Prevention is always better than cure: Pets love to play around by your side. They love to be cared and loved by you. The way you keep yourself protected from the cold weather, your pet also deserves to stay comfortable. Here are some of the preventive steps you can take for your dog before the winter knocks your door. This one’s for all the pet owners out there who actually missed to take care of their dog during winter, just like me. Am sorry Brunoo 🙁 🙁 🙁
A draft-free shelter: If for some reason, your dog is outdoors much of the day, he or she must be protected by a dry, large draft-free shelter to allow the dog to sit and lie down relaxing. The floor should be raised a few inches off the ground and covered with cedar shavings or straw. The doorway should be covered with a heavy plastic or waterproof burlap.
Feed him with plenty of food and water: Pets who spend most of the time outdoors need more food in the winter. Also, check your pet’s water dish on a daily basis to make sure that the water is fresh and unfrozen. Use plastic bowls for food and water especially when the temperature is low. Using other bowls during winter can freeze your pet’s tongue to metal.
Check the paws: Frequently check your dog’s paws for signs of cold-weather injury or damage, such as cracked paw pads or bleeding. If you find a sudden lameness during a walk, it may be due to an injury or due to ice accumulation between his/her toes.
Keep antifreeze poisoning out of reach: Antifreeze is a deadly poison that can attract animals and children. Keep your dog away from antifreeze. Coolants that are made of proplene glycol are are less posionous.
Pet-proofed home: It is obvious that your pet will spend most of his/her time indoors during winter. So it’s good that you ensure that your house is properly pet-proofed. Use space heaters with caution around pets, because they can burn or they can be knocked over. Check your furnace before winter strikes in and make sure if it’s working properly. You can install carbon monoxide detectors to keep your entire family on the safer side.
Stay away from ice: Avoid walking with your dog through frozen ponds, lakes and other water as you don’t know if the ice will support your dog’s weight, and if your dog slips through the ice, it could be deadly.
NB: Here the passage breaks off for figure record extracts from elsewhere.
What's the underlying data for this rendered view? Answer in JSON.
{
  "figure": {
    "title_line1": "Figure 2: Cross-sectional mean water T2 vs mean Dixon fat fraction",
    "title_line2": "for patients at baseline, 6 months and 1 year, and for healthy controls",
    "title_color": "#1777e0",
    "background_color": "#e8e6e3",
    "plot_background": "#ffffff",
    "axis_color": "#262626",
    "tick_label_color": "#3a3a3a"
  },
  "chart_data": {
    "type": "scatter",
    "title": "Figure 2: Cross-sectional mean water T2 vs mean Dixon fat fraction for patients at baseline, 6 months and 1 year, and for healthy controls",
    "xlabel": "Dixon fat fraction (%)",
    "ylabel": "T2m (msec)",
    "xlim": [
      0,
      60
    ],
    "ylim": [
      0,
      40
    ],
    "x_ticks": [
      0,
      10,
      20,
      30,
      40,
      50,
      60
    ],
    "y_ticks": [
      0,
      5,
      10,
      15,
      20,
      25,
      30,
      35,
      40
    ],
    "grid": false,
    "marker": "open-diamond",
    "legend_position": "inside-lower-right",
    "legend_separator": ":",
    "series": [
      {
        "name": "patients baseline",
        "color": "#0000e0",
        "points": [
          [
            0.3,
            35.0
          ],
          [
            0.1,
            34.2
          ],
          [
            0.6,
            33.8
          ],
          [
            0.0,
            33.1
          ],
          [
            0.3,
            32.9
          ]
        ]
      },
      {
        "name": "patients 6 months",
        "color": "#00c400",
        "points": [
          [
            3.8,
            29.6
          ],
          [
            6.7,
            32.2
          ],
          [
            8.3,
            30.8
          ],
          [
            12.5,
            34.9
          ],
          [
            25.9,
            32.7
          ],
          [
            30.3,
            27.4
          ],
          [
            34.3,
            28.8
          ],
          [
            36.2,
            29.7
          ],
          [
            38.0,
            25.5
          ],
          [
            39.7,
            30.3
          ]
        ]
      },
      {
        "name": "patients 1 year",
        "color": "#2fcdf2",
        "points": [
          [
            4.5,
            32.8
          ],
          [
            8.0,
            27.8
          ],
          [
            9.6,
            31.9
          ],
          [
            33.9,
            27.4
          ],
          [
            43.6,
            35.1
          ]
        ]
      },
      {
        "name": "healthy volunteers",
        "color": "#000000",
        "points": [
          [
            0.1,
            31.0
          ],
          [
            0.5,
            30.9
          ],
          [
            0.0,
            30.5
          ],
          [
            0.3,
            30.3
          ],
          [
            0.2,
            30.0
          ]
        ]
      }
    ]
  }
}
Find his problems: Winter is a season where your dogs come with different kind of allergies. They start showing symptoms, which you might have ignored or not taken into consideration. Your slight ignorance can put your dog’s health under risk. If your pet is shivering, whining or seems anxious, it means they are showing signs of hypothermia. If you suspect your dog has hypothermia or frostbite, consult your vet immediately.
Provide choices: Just like you, your pets prefer sleeping at comfortable places and hence may change from their location based on their need for more or less warmth. Same is the case with pets. Give them some safer options to allow them to change their sleeping place to adjust to their needs.
Take care of his nutritional needs: Outdoor pets will require more calories in the winter to generate enough body heat and energy to keep them warm. Talk to your veterinarian about your pet’s nutritional needs during winter.
Keep stock of first aid: Cold weather also brings the risk of blizzards and power outages. Prepare a disaster emergency kit, both for you and your pet. Make sure your dog is fed with enough food, water and medicine. If its too cold for you, its too cold for your pet. Bring them inside and take care of them.